Ryan Kinder Gets ‘Close’ to 90s Rock Inspiration on New Single

Written by Kinder, Lindsey Rimes and Jeremy Stover, the guitar-heavy groove takes listeners to the easy times of love when labels create pressure and the romance is all about just keeping things simple.

Written by Kelly Brickey
Ryan Kinder Gets ‘Close’ to 90s Rock Inspiration on New Single
Ryan Kinder; Photo courtesy Warner Music Nashville

The 90s are back in style, folks, and Ryan Kinder wanted to get in on the trend by releasing a song inspired by the iconic rock music that came out during that decade called “Close.”

Written by Kinder, Lindsey Rimes and Jeremy Stover, the guitar-heavy groove takes listeners to the easy times of love when labels create pressure and the romance is all about just keeping things simple. Although the country newcomer was inspired by his personal relationship with his wife, he and the writers knew they could capture the universal feeling of going with the flow when it comes to getting ‘close’ with someone else.

“It was more of a ‘live in the moment’ sort of thing, no pressure on our relationship. ‘Cause I remember when I first met my wife—it was inadvertently about my wife—I didn’t want to screw it up and put a label on it too soon. I just wanted it to happen on its own and not shoot myself in the foot coming on too strong, so let’s just take it easy. Might not fall in love, but we can come close…that kind of thing,” Kinder explained exclusively to Sounds Like Nashville.

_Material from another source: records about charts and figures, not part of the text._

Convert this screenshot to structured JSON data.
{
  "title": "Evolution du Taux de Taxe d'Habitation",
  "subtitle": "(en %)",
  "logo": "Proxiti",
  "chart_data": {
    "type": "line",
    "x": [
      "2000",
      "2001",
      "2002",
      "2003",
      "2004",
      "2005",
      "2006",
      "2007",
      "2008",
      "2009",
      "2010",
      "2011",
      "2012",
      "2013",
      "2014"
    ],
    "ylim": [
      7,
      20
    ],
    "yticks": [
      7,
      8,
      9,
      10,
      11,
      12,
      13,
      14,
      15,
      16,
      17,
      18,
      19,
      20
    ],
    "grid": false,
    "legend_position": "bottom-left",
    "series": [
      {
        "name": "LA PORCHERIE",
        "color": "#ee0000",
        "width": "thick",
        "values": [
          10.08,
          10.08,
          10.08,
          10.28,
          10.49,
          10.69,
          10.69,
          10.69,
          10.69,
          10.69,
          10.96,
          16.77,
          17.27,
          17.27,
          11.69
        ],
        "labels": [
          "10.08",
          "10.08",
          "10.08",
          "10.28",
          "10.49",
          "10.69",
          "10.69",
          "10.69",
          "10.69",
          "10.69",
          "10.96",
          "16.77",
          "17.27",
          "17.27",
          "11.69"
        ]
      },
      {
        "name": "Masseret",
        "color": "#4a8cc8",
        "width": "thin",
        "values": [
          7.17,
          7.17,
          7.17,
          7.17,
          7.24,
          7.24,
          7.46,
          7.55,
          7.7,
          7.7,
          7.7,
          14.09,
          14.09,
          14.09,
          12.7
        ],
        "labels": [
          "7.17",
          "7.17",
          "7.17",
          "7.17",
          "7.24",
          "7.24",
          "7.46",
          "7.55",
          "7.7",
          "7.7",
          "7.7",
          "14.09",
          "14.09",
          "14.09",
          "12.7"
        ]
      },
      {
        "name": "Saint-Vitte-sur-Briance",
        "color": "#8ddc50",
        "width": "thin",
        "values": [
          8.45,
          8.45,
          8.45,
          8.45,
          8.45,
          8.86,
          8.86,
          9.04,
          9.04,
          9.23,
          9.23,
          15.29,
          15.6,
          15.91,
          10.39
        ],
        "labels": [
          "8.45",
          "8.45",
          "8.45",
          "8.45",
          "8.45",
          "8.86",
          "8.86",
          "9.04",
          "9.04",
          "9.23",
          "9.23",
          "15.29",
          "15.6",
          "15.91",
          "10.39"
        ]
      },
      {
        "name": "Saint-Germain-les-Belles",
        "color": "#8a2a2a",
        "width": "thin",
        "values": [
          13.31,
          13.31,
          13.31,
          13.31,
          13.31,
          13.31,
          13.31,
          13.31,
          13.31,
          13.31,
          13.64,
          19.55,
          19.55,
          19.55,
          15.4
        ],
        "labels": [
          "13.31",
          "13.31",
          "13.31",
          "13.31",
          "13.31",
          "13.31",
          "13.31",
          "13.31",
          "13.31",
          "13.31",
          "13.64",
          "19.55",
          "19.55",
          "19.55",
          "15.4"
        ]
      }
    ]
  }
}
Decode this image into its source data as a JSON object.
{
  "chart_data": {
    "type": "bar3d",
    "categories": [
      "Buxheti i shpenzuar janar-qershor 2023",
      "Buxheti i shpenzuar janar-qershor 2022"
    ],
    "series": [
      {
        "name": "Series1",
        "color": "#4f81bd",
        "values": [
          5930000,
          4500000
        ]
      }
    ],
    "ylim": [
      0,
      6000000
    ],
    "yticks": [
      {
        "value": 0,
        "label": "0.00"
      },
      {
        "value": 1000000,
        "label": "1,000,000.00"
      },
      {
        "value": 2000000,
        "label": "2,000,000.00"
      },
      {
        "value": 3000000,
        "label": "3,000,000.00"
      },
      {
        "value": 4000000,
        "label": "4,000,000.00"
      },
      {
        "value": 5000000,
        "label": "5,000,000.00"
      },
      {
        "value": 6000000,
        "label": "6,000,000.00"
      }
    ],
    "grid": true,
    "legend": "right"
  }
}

Inspired by the likes of Matchbox Twenty for the music and some 70s songwriters with the lyric side, Kinder embodied all parts to create his own country sound on “Close” that resonated with the music he was raised on and loved dearly.

“A lot of the vocal stuff comes from Rob Thomas and Marc Broussard ‘cause that’s who I absolutely love. And lyrically, I always try to be somewhere near The Eagles. Just love The Eagles. In my mind, I’m trying to get there, but it’s probably not that at all. Probably going very far right. If your heroes don’t come out of an artist, then that wouldn’t make sense. That’s why you’re playing music: your heroes. They’re the people that molded you,” he said.

Overall though, Kinder just hopes fans connect with his latest single in whatever way the lyrics find meaning for them.

“I hope they hear the lyrics for what they are and not…somebody said [“Close”] was a hook-up anthem and I didn’t have that idea at all come through. But I can see how people think that. But if that’s how you interpret the song, then more power to you. You do you,” said Kinder.